To demonstrate the clinical utility of the present assay, we tested RBC samples from 4 healthy controls (HbAA), 5 subjects with SCT (HbAS), and 18 subjects with SCD (HbSS). Fig. 2D shows the representative microscopy images of RBC adhesion and microcapillary occlusion obtained from three subjects, one from each of the three cases. We observed negligible microcapillary occlusion in samples from subjects with HbAA or HbAS; however, we found considerable occlusion in samples from subjects with HbSS, which yielded a significantly greater OI than from those with HbAA and HbAS (Fig. 2E, 1.1 ± 1.0% vs. 0.2 ± 0.1% for HbSS vs. HbAA, and vs. 0.2 ± 0.1% for vs. HbAS, P = 0.0033 and P = 0.0007, Mann–Whitney). Moreover, we found that the number of adherent RBCs is significantly greater in samples from subjects with HbSS than from those with HbAA or HbAS (Fig. 2F, 1.6 ± 1.2 × 103vs. 0.3 ± 0.1 × 102 for HbSS vs. HbAA, and vs. 3.2 ± 0.5 × 102 for vs. HbAS, P = 0.0196 and P = 0.0313, unpaired t test). Interestingly, we also found that the number of adherent RBCs is significantly greater in samples from subjects with HbAS than from those with HbAA (Fig. 2F, P < 0.0001, unpaired t test). Altogether, these data suggest that RBC deformability in SCT is comparable to the healthy but is significantly decreased in SCD. Further, RBC adhesion is significantly enhanced in SCD, and is slightly enhanced in SCT.

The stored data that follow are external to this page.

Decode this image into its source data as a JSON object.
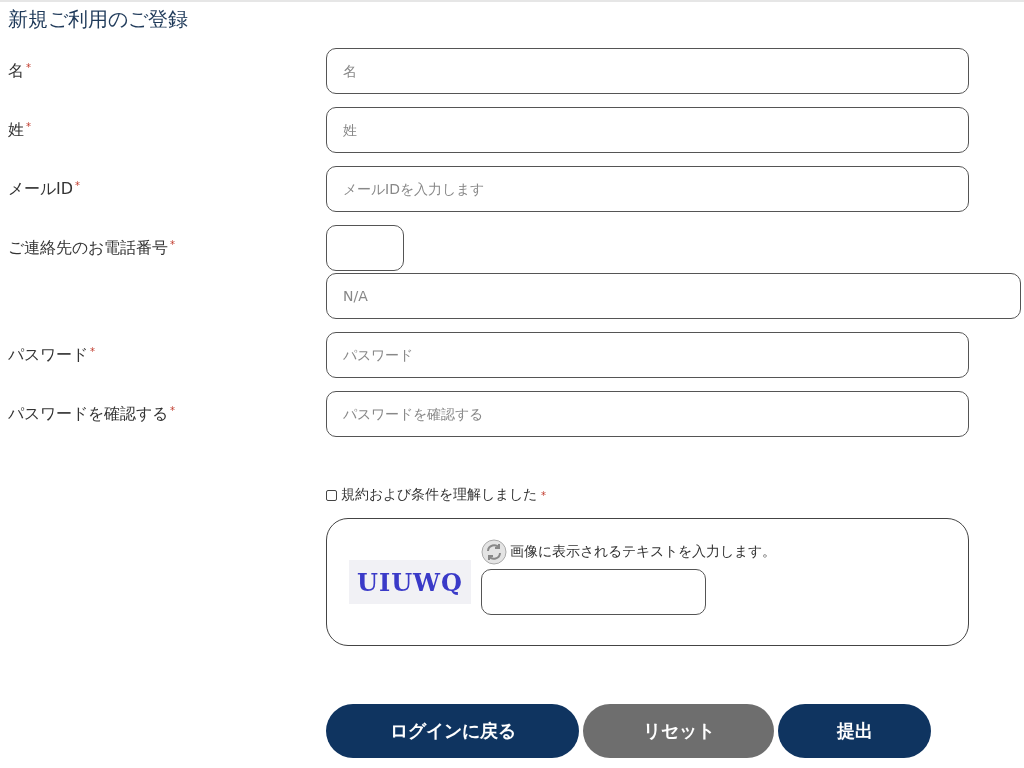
{
  "title": "新規ご利用のご登録",
  "fields": [
    {
      "kind": "text",
      "label": "名",
      "mark": "*",
      "placeholder": "名"
    },
    {
      "kind": "text",
      "label": "姓",
      "mark": "*",
      "placeholder": "姓"
    },
    {
      "kind": "text",
      "label": "メールID",
      "mark": "*",
      "placeholder": "メールIDを入力します"
    },
    {
      "kind": "phone",
      "label": "ご連絡先のお電話番号",
      "mark": "*",
      "placeholder": "N/A"
    },
    {
      "kind": "password",
      "label": "パスワード",
      "mark": "*",
      "placeholder": "パスワード"
    },
    {
      "kind": "password",
      "label": "パスワードを確認する",
      "mark": "*",
      "placeholder": "パスワードを確認する"
    }
  ],
  "terms": {
    "label": "規約および条件を理解しました",
    "mark": "*",
    "checked": false
  },
  "captcha": {
    "text": "UIUWQ",
    "prompt": "画像に表示されるテキストを入力します。"
  },
  "buttons": [
    {
      "label": "ログインに戻る",
      "kind": "primary"
    },
    {
      "label": "リセット",
      "kind": "secondary"
    },
    {
      "label": "提出",
      "kind": "primary"
    }
  ]
}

Association of RBC adhesion to LN and OI with clinical markers for vascular hemolysis and iron overload in SCD

We next analyzed the associations between our measurements and clinical variables in 18 subjects with homozygous SCD. We initially assessed hemolytic biomarkers, including the ARC, LDH, Hb level, RBC count and hematocrit, and a biomarker for iron overload, ferritin. We found that the OI is significantly associated with the ARC (Fig. 3A, R2 = 0.5546, P = 0.0004) and LDH level (Fig. 3B, R2 = 0.3022, P = 0.0181), but not with the Hb level (Fig. 3C, R2 = 0.1655, P = 0.0939), RBC count (Fig. 3D, R2 = 0.2133, P = 0.0537), hematocrit (Fig. 3E, R2 = 0.1641, P = 0.0954) or ferritin level (Fig. 3F, R2 = 0.2010, P = 0.0620). Meanwhile, we found that RBC adhesion to LN is significantly associated with the ARC (Fig. 3G, R2 = 0.5760, P = 0.0003) and LDH level (Fig. 3H, R2 = 0.2419, P = 0.0382), but not with the Hb level (Fig. 3I, R2 = 0.1239, P = 0.1520), RBC count (Fig. 3J, R2 = 0.1051, P = 0.1893), or hematocrit (Fig. 3K, R2 = 0.1360, P = 0.1320). Notably, we found that RBC adhesion to LN is significantly associated with the ferritin level (Fig. 3L, R2 = 0.2886, P = 0.0215). These data suggest that samples from subjects with SCD showing more RBC adhesion or microcapillary occlusion are more likely to have signs of hemolysis or iron overload in SCD.
image file: d2sd00095d-f3.tif
Fig. 3 Association of RBC adhesion to laminin (LN) and occlusion index (OI) with clinical biomarkers for vascular hemolysis and iron overload in SCD. In the 18 study subjects with HbSS, the OI is significantly associated with the (A) absolute reticulocyte count (ARC) (R2 = 0.5546, P = 0.0004) and (B) lactate dehydrogenase (LDH) level (R2 = 0.3022, P = 0.0181), but not with the (C) hemoglobin level (R2 = 0.1655, P = 0.0939), (D) RBC count (R2 = 0.2133, P = 0.0537), (E) hematocrit level (R2 = 0.1641, P = 0.0954) or (F) ferritin level (R2 = 0.2010, P = 0.0620). Moreover, the number of adherent RBCs is significantly associated with the (G) ARC (R2 = 0.5760, P = 0.0003) and (H) LDH level (R2 = 0.2419, P = 0.0382), but not with the (I) hemoglobin level (R2 = 0.1239, P = 0.1520), (J) RBC count (R2 = 0.1051, P = 0.1893) or (K) hematocrit (R2 = 0.1360, P = 0.1320). (L) The number of adherent RBCs is significantly associated with the ferritin level (R2 = 0.2886, P = 0.0215).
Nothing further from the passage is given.